Entre las “lentas”, la más solicitada era una balada italiana: “Il Mondo“, de Jimmy Fontana.

Aunque Conchita Velasco echó el resto  desgañitándose con su “Chica ye-yé“, la canción del verano fue sin duda alguna “La Yenka“, un baile “naif” que popularizaron dos rubicundos hermanos holandeses, cuyo estribillo iba acompasado de saltitos a uno y otro lado.

La fatalidad, sin embargo, se cebó con el espigado Johnny que hubo de conformarse con alcanzar la gloria póstuma, ya que falleció esa Semana Santa, sólo tres meses antes de que la pegadiza canción arrasara en las listas de éxitos, como consecuencia de las secuelas del aparatoso accidente de tráfico que sufrió con su hermano Charley en el tramo de la nacional 340 que une Reus y Salou.

Yo mientras tanto vivía feliz en mi mundo imaginario jugando a las chapas que se deslizaban raudas y veloces a base de papirotazos por los circuitos que trazaba arrastrando las manos sobre la tierra del jardín, con curvas serpenteantes y rectas interminables, hasta acabar con las rodillas desolladas.

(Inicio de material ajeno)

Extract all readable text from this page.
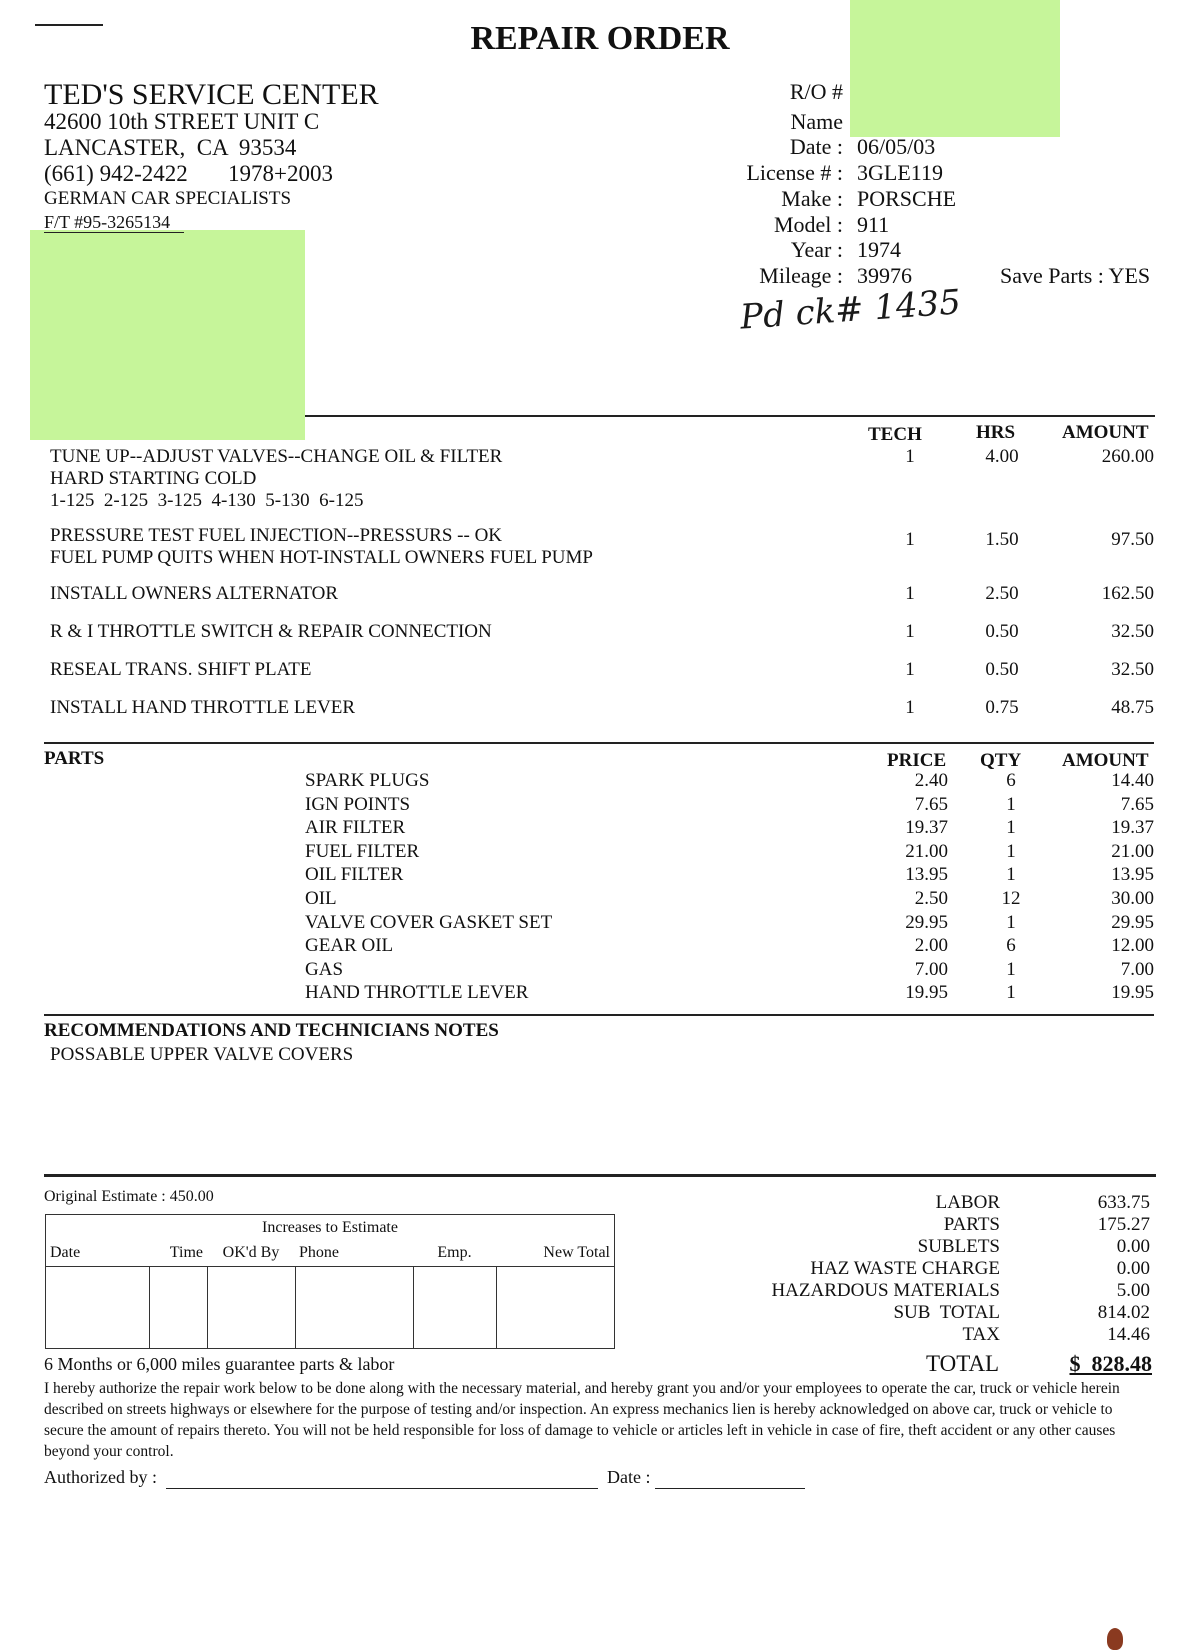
REPAIR ORDER
TED'S SERVICE CENTER
42600 10th STREET UNIT C
LANCASTER,  CA  93534
(661) 942-2422 1978+2003
GERMAN CAR SPECIALISTS
F/T #95-3265134
R/O #
Name
Date : 06/05/03
License # : 3GLE119
Make : PORSCHE
Model : 911
Year : 1974
Mileage : 39976	Save Parts : YES
Pd ck# 1435
TECH	HRS AMOUNT
TUNE UP--ADJUST VALVES--CHANGE OIL & FILTER
HARD STARTING COLD
1-125  2-125  3-125  4-130  5-130  6-125
1	4.00	260.00
PRESSURE TEST FUEL INJECTION--PRESSURS -- OK
FUEL PUMP QUITS WHEN HOT-INSTALL OWNERS FUEL PUMP
1	1.50	97.50
INSTALL OWNERS ALTERNATOR	1	2.50	162.50
R & I THROTTLE SWITCH & REPAIR CONNECTION	1	0.50	32.50
RESEAL TRANS. SHIFT PLATE	1	0.50	32.50
INSTALL HAND THROTTLE LEVER	1	0.75	48.75
PARTS	PRICE QTY AMOUNT
SPARK PLUGS	2.40	6	14.40
IGN POINTS	7.65	1	7.65
AIR FILTER	19.37	1	19.37
FUEL FILTER	21.00	1	21.00
OIL FILTER	13.95	1	13.95
OIL	2.50	12	30.00
VALVE COVER GASKET SET	29.95	1	29.95
GEAR OIL	2.00	6	12.00
GAS	7.00	1	7.00
HAND THROTTLE LEVER	19.95	1	19.95
RECOMMENDATIONS AND TECHNICIANS NOTES
POSSABLE UPPER VALVE COVERS
Original Estimate : 450.00
Increases to Estimate					
Date	Time	OK'd By	Phone	Emp.	New Total

LABOR	633.75
PARTS	175.27
SUBLETS	0.00
HAZ WASTE CHARGE	0.00
HAZARDOUS MATERIALS	5.00
SUB  TOTAL	814.02
TAX	14.46
TOTAL	$  828.48
6 Months or 6,000 miles guarantee parts & labor
I hereby authorize the repair work below to be done along with the necessary material, and hereby grant you and/or your employees to operate the car, truck or vehicle herein described on streets highways or elsewhere for the purpose of testing and/or inspection. An express mechanics lien is hereby acknowledged on above car, truck or vehicle to secure the amount of repairs thereto. You will not be held responsible for loss of damage to vehicle or articles left in vehicle in case of fire, theft accident or any other causes beyond your control.
Authorized by :	Date :
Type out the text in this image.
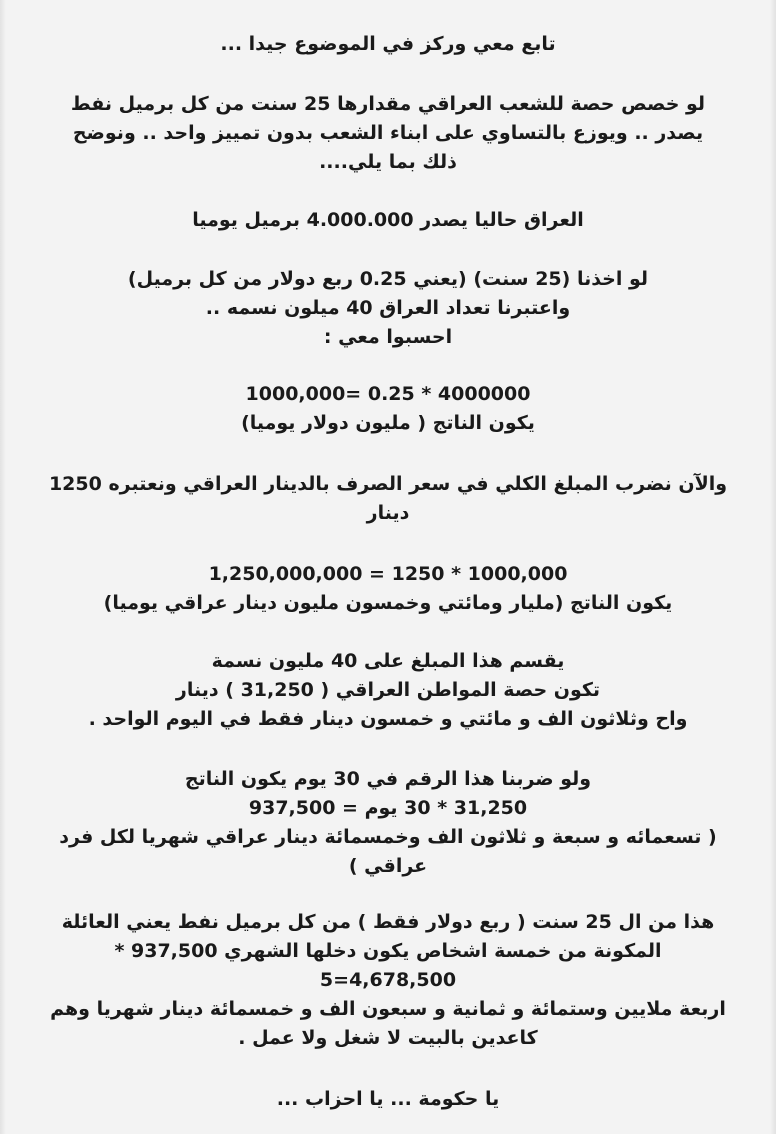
تابع معي وركز في الموضوع جيدا ...
لو خصص حصة للشعب العراقي مقدارها 25 سنت من كل برميل نفط
يصدر .. ويوزع بالتساوي على ابناء الشعب بدون تمييز واحد .. ونوضح
ذلك بما يلي....
العراق حاليا يصدر 4.000.000 برميل يوميا
لو اخذنا (25 سنت) (يعني 0.25 ربع دولار من كل برميل)
واعتبرنا تعداد العراق 40 ميلون نسمه ..
احسبوا معي :
4000000 * 0.25 =1000,000
يكون الناتج ( مليون دولار يوميا)
والآن نضرب المبلغ الكلي في سعر الصرف بالدينار العراقي ونعتبره 1250
دينار
1000,000 * 1250 = 1,250,000,000
يكون الناتج (مليار ومائتي وخمسون مليون دينار عراقي يوميا)
يقسم هذا المبلغ على 40 مليون نسمة
تكون حصة المواطن العراقي ( 31,250 ) دينار
واح وثلاثون الف و مائتي و خمسون دينار فقط في اليوم الواحد .
ولو ضربنا هذا الرقم في 30 يوم يكون الناتج
31,250 * 30 يوم = 937,500
( تسعمائه و سبعة و ثلاثون الف وخمسمائة دينار عراقي شهريا لكل فرد
عراقي )
هذا من ال 25 سنت ( ربع دولار فقط ) من كل برميل نفط يعني العائلة
المكونة من خمسة اشخاص يكون دخلها الشهري 937,500 *
4,678,500=5
اربعة ملايين وستمائة و ثمانية و سبعون الف و خمسمائة دينار شهريا وهم
كاعدين بالبيت لا شغل ولا عمل .
يا حكومة ... يا احزاب ...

Mi ídolo de entonces era José Pérez Francés, el apuesto corredor del equipo Ferrys —”el Rodofo Valentino de la ruta”, le llamaban— que el 2 de julio protagonizó una gesta en el Tour de Francia al fugarse del pelotón en solitario más de doscientos kilómetros, durante la etapa comprendida entre la localidad occitana de Ax-les-Thermes y la ciudad condal, sacando de sus casas a miles de barceloneses que lo jalearon en las calles, dándole palmaditas en la espalda o echándole cubos de agua para paliar el sofocante calor hasta que, exhausto, alzó los brazos al cruzar la meta de Montjuich.

José Pérez Francés cubo agua

Entretanto, la política, esa palabra entonces indescifrable para mí, asociada al mundo de los adultos, transitaba por otros derroteros.

Franco, como era habitual, tras festejar el 18 de julio en el Palacio de La Granja —donde por vez primera asistieron mis padres—, inició sus vacaciones estivales en el Pazo de Meirás, aprovechando esos días de descanso para jugar al golf, ir a los toros, navegar en el Azor o entregarse a la pesca fluvial.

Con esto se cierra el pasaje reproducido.